Since the call to parenting is so unrelenting and irrevocable, it follows that both the mother and the father need some time out of the harness (even when the yoke fits—Matt. 11:30). The parents need to give each other mini-holidays from time to time, during which time the one parent carries the full load alone.
But even when they are in harness together, the tasks of parenting are best not divided into male and female responsibilities (other than lactation, of course). Diapering and cuddling can be done as skillfully and as lovingly by the father as by the mother. And the mother can be firm as well as gentle.

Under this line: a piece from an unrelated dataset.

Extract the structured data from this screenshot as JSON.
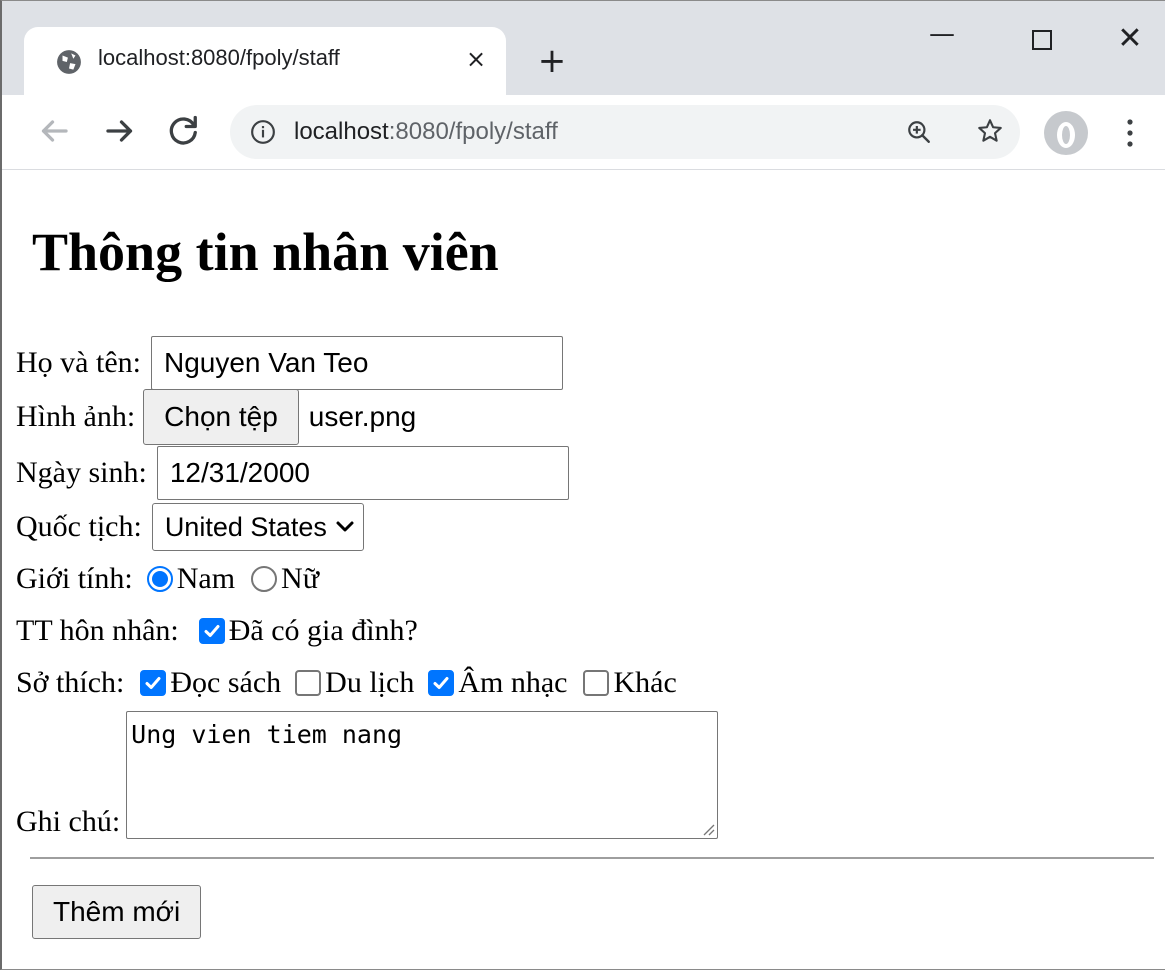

The call to parenting is issued more widely than to the biological or adoptive parents. The call to the rearing of children is a call issued to the larger family, and/or the larger Christian community. Here, too, the functional calling begins with pregnancy. The welcoming of the child happens already in the celebration of the earliest announcement, and certainly of the birth itself. In this larger community is to be found the support that enables the parents to do their best, including giving them time out of the harness. But this larger community is much more directly involved in the “parenting”. Here is found the larger complementariness which provides for the child the larger context in which to see himself and find meaning in his experiences. Thus our children’s children are our children too, as are the children of those in our congregation.
The call to parenthood issues from God, our creator, and is communicated to us through our humanness and our sexuality. This call, though it is strong, is so subtle that we may recognize it as a call before pregnancy. Some of us are so dull of hearing that we don’t perceive the call until some time after the birth. The call to care for the child becomes unmistakably the call of Jesus once the child is among us: “I was hungry, and thirsty, and strange, and naked, and sick, and caught, and you took care of me” (Matt. 25:34-36). That call is not optional: “Whatever you did not do for one of the least of these, you did not do to me” (Matt. 25:45).